Macy was recruited by Texas Rising, a non-partisan grassroots organisation that focuses on increasing Gen Z voter engagement. The 19-year-old borrowed a cowboy hat from a friend and used her grandmother’s farm as her set for a video reminding young Texans to vote that got nearly 17,000 views. For her effort, she was paid US$2,000 by Texas Rising.
“I think the people I am reaching are those that are a little in the middle, or maybe not even necessarily right in the middle, but they just don’t know how to do what they want to do,” Macy said.
Mr Scheck and Macy are part of an army of creators who have been instrumental in reaching young voters this election. Their influence has been especially significant in states like Texas, a historically Republican stronghold that is now considered a toss-up amid a surge in early voting. Texans under 30 had already cast more than one million votes as of Oct 27, more than 80 per cent as many did in the entire 2016 presidential election, according to an analysis by Tufts University’s Centre for Information and Research on Civic Learning and Engagement and Catalist, a progressive research firm.
While there are strict rules for influencers hawking products like sneakers or bottled water, the line between election campaigns and influencer content is blurry, and the regulatory and policing burden has largely fallen on the platforms.

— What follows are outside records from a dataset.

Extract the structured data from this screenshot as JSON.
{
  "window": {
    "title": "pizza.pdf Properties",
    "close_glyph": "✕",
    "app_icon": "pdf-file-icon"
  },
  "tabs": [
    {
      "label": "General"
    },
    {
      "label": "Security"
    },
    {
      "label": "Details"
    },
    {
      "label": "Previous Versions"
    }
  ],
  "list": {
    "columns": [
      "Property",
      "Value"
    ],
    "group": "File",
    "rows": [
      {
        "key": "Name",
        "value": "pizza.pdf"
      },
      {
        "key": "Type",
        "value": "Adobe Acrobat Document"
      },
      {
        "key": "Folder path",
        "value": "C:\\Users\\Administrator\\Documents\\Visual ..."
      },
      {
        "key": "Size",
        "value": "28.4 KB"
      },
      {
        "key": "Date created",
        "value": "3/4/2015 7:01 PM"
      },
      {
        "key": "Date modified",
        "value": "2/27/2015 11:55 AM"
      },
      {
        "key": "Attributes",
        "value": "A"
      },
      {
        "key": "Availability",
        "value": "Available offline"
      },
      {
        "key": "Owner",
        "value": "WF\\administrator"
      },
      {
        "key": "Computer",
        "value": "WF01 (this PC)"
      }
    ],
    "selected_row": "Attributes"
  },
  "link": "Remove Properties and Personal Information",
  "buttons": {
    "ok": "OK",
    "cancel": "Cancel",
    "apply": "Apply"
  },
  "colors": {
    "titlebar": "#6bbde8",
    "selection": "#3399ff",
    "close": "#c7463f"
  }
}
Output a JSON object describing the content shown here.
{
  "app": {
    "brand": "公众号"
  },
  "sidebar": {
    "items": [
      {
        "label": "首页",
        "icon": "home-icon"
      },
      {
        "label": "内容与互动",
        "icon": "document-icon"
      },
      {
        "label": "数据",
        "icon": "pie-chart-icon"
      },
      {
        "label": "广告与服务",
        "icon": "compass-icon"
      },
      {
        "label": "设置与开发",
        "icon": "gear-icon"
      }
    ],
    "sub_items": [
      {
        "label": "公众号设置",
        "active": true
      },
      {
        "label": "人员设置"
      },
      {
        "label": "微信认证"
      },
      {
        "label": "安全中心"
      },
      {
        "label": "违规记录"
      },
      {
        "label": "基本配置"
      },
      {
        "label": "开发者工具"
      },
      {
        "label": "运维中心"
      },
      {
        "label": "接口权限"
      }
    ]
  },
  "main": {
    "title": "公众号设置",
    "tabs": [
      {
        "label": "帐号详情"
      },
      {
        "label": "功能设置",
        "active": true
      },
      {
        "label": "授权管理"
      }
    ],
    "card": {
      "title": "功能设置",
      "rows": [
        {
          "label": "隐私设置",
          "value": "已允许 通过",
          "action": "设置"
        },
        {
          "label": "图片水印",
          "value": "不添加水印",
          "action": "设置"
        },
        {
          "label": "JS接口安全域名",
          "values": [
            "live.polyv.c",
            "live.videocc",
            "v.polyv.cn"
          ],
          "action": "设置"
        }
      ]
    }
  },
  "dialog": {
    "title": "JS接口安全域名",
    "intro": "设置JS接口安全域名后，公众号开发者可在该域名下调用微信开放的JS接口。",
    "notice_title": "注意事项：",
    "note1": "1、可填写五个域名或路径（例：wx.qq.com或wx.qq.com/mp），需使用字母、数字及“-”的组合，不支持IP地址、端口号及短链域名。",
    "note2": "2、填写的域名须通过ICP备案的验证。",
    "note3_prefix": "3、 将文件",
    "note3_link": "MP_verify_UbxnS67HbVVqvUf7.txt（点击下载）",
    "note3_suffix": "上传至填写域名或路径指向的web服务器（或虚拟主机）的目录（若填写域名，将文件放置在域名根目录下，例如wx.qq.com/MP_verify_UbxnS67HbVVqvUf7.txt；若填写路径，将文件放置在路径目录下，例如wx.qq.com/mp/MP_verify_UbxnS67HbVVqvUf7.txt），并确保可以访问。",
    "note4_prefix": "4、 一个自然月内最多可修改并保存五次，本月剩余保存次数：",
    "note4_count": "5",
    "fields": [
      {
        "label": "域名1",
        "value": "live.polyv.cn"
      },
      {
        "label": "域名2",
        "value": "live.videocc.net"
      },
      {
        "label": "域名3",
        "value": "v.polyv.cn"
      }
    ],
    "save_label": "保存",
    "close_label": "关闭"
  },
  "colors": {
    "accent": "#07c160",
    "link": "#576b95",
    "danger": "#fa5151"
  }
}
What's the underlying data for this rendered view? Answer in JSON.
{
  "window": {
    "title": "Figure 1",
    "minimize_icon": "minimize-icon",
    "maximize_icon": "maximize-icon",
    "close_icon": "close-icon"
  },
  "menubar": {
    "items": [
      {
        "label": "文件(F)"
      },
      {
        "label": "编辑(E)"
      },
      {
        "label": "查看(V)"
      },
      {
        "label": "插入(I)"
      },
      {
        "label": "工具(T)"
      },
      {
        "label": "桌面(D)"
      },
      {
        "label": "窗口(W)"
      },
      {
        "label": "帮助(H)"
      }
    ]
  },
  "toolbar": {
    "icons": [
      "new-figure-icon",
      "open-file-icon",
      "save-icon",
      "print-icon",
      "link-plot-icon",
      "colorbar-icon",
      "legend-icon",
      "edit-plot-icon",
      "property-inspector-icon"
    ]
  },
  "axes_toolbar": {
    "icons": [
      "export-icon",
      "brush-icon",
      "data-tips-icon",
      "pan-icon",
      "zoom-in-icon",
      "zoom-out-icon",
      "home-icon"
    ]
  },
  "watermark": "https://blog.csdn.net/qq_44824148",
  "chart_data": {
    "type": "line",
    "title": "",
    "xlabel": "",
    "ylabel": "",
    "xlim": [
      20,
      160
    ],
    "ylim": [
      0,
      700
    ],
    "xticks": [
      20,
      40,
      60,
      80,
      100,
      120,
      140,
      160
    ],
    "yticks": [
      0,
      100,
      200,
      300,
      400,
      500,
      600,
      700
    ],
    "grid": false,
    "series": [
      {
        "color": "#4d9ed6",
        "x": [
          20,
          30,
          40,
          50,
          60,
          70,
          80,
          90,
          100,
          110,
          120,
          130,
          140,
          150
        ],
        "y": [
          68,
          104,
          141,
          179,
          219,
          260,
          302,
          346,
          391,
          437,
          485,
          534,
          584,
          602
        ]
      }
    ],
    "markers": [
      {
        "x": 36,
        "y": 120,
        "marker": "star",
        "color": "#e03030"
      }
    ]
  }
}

Facebook Inc., which owns Instagram, has banned new political ads in the week leading up to the election, while TikTok, which is owned by Chinese Internet giant ByteDance Ltd., has long forbidden paid political ads.
Feel Good Voting said all paid posts with TikTok creators comply with the appropriate advertising and sponsorship disclosures. Because the organisation is non-partisan and focuses on get-out-the-vote efforts without endorsing either candidate, paid content isn’t classified as political. A TikTok spokesperson declined to comment specifically about voter turnout and reiterated the company’s ban on political ads, including paid political content posted by influencers.

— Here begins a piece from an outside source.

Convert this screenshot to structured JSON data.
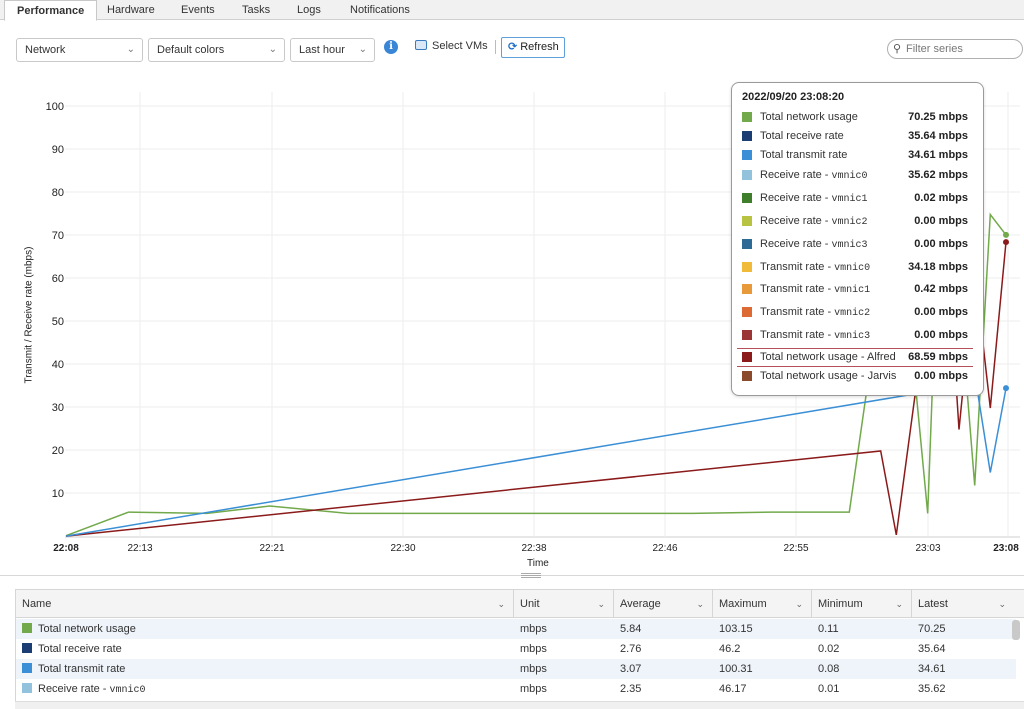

Bigtent Creative, a digital organising group, has poured more than US$1.2 million into paid content from influencers on TikTok, almost all of whom are under 25, according to chief executive officer Ysiad Ferreiras. The group has focused on engaging young people of colour and pays creators US$150 to US$1,000 per post to help voter registration and get-out-the-vote efforts. Since June, Bigtent has registered more than 25,000 voters across the US, with 21 per cent coming from Texas, said Kia Kolderup-Lane head of public policy and strategic initiatives.
“There’s a massive Latinx population and Latinx voters tend to be on TikTok more than most other demographics,” Lane added.
Bigtent said campaigns are reaching a wider swathe of young voters this year by focusing on TikTok, Instagram, and other digital sites. In previous elections, much of the outreach focused on college-educated, upper-class voters on university campuses, which has been largely impossible to do this year because of the pandemic.
NextGen America, a left-leaning political action committee created and funded by former Democratic presidential candidate Tom Steyer, recently focused on trying to flip the traditionally Republican Lone Star State by launching a six-figure investment for outreach programmes geared towards young voters in the Rio Grande Valley and El Paso.
The organisation has 1,600 influencer partners across TikTok and Instagram, and has seen a significant impact in rural communities where young people are often overlooked, said Tegan O’Neill, digital director at NextGen.
“There is a lesson here and we’re seeing it loud and clear,” said the University of Maryland’s Hanmer. “There’s a lot of money going into campaigns now. Adding new people and methods into the mix is going to be a big part of the strategy for young voters going forward.”